UNION, N.J. — At high schools across America, senior night is bittersweet even in the best of times. This year, it became just another milestone, alongside senior proms and graduation ceremonies, erased from the calendar by the coronavirus pandemic.
The exceptional few graduating seniors will get to continue their athletic careers in college. The majority will not. For them, senior night is often a powerful mix of memories, achievements and friendships, a final hour or two to cap years invested in competitive athletics.
But how do you celebrate a final season that never happened?
“Every high school kid looks forward to their senior year being the best one out of all four,” said Andrew Sanborn, the starting quarterback at Union High School in New Jersey, who was looking forward to one more baseball season before heading off to play college football.
His baseball season, like so many others, was canceled before opening day.
“It was going great in the beginning of the year,” he said, “but then everything took a turn for the worse.”
At Union High, a school serving a diverse student body within a tangle of highways just west of New York City, the athletic department was determined to salute its seniors as it always had done.
To do it, they invited the players to the school on an evening in late May to celebrate the athletes whose last chance to compete was sooner than they expected; to give teammates the opportunity to gather one last time; to talk about what had been achieved even as so much had been lost.
The teenagers shouted out the windows of cars as they pulled into the parking lot — greetings, whoops and pure squeals of joy shared between teammates who had not seen one another in person for weeks.
Organizers were resourceful in an era of social distancing. Set up as a drive-in affair, Union’s senior night was held alongside the school’s stadium. When student-athletes were out of their cars, a fence divided them from the adults. Moms and dads, who tagged along, reminded them and their friends to stay six feet apart. Coaches did the same.
“You’re too close,” rang out in the dusk during a fireworks display.
It was hard to look ahead. For some, it was worse to look back.
Marshaan Ebuenga-Smith, an honors student and the captain of the volleyball and track and field teams, wants to become a heart surgeon. She is off to the University of Delaware, where she hopes to join the Blue Hens track team.
But first she had to endure a harrowing couple of weeks after both her parents tested positive for the coronavirus. Her mother’s case of Covid-19, the disease caused by the virus, was severe enough that she needed to be hospitalized. She has since recovered.

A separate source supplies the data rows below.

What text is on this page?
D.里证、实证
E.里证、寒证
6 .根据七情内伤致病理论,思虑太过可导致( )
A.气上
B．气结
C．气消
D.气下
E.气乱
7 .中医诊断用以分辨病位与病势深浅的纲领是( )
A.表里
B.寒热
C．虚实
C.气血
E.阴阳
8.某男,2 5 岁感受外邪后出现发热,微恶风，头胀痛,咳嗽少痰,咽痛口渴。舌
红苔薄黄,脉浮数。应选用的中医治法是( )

Those nerve-racking months behind her, Ebuenga-Smith said she was grateful for a last chance to see her teammates.
“Not being able to spend the last moments with my class and friends is very heartbreaking due to knowing we will most likely never see each other again,” she said. “We all dreamed of the day we would throw our graduation caps in the air and say we made it with each other, but it has been taken away.”
This was the year Union’s track and field team expected to ascend to the top spot in the national rankings. Union was No. 2 when the national meet was canceled by the pandemic. Instead many Union athletes have been left to stay in shape by squeezing through a hole in the stadium’s fence and working out on the track, even though it is officially closed as a precaution.

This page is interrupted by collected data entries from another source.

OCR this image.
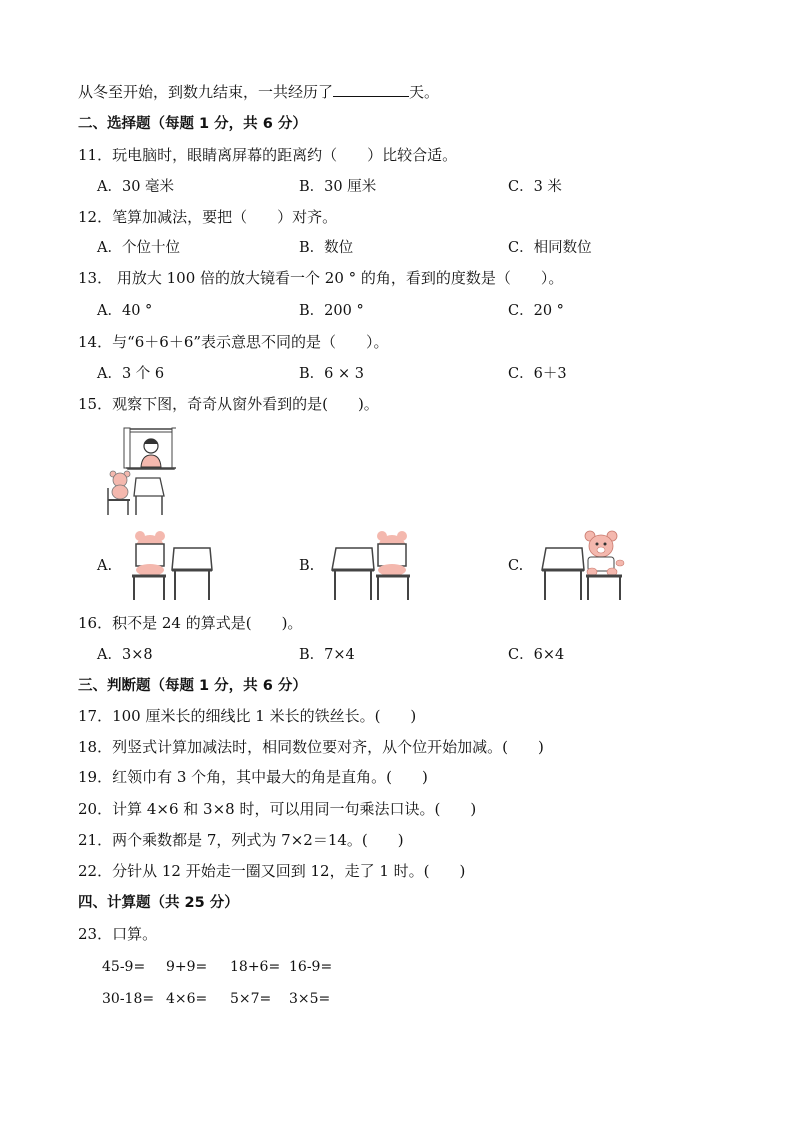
从冬至开始，到数九结束，一共经历了	天。
二、选择题（每题 1 分，共 6 分）
11．玩电脑时，眼睛离屏幕的距离约（　　）比较合适。
A．30 毫米	B．30 厘米	C．3 米
12．笔算加减法，要把（　　）对齐。
A．个位十位	B．数位	C．相同数位
13． 用放大 100 倍的放大镜看一个 20 ° 的角，看到的度数是（　　）。
A．40 °	B．200 °	C．20 °
14．与“6＋6＋6”表示意思不同的是（　　）。
A．3 个 6	B．6 × 3	C．6＋3
15．观察下图，奇奇从窗外看到的是(　　)。
A.	B.	C.
16．积不是 24 的算式是(　　)。
A．3×8	B．7×4	C．6×4
三、判断题（每题 1 分，共 6 分）
17．100 厘米长的细线比 1 米长的铁丝长。(　　)
18．列竖式计算加减法时，相同数位要对齐，从个位开始加减。(　　)
19．红领巾有 3 个角，其中最大的角是直角。(　　)
20．计算 4×6 和 3×8 时，可以用同一句乘法口诀。(　　)
21．两个乘数都是 7，列式为 7×2＝14。(　　)
22．分针从 12 开始走一圈又回到 12，走了 1 时。(　　)
四、计算题（共 25 分）
23．口算。
45-9= 9+9= 18+6= 16-9=
30-18= 4×6= 5×7= 3×5=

“We were set to win it all,” said Brian J. Kwarteng, the senior class president, who plans to enroll at Tufts University, where he will compete in the 400-meter hurdles for the Jumbos.

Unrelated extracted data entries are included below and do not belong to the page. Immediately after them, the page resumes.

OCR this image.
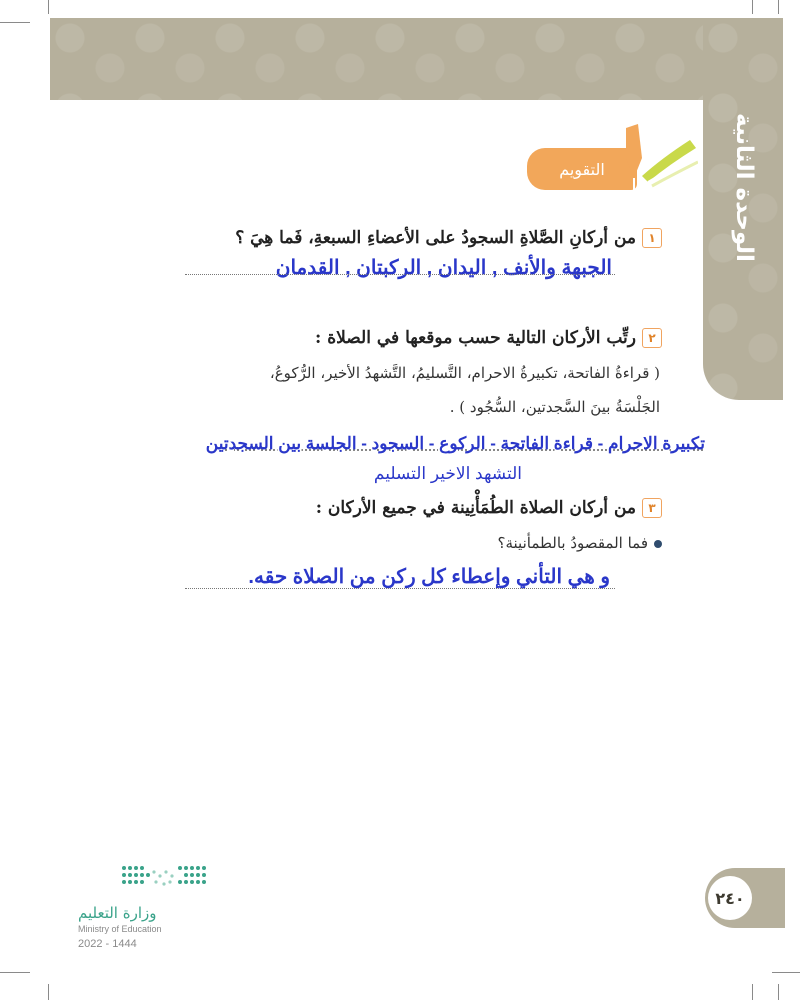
الوحدة الثانية
التقويم
١
من أركانِ الصَّلاةِ السجودُ على الأعضاءِ السبعةِ، فَما هِيَ ؟
الجبهة والأنف , اليدان , الركبتان , القدمان
٢
رتِّب الأركان التالية حسب موقعها في الصلاة :
( قراءةُ الفاتحة، تكبيرةُ الاحرام، التَّسليمُ، التَّشهدُ الأخير، الرُّكوعُ،
الجَلْسَةُ بينَ السَّجدتين، السُّجُود ) .
تكبيرة الاحرام - قراءة الفاتحة - الركوع - السجود - الجلسة بين السجدتين
التشهد الاخير التسليم
٣
من أركان الصلاة الطُمَأْنِينة في جميع الأركان :
فما المقصودُ بالطمأنينة؟
و هي التأني وإعطاء كل ركن من الصلاة حقه.
٢٤٠
وزارة التعليم
Ministry of Education
2022 - 1444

For Elizabeth Arias, the pandemic and its effects have been important preparation for college and beyond. She was a four-year starter in softball and an avid reader. She thinks Benjamin Franklin was a wise man when he said, “Change is the only constant in life.”
“How has Covid transformed my senior year is quite simple,” she said. “It’s showed me that whether we like it or not we are all going to go through change, and it’s up to us to accept it and decide how we will move forward with it.”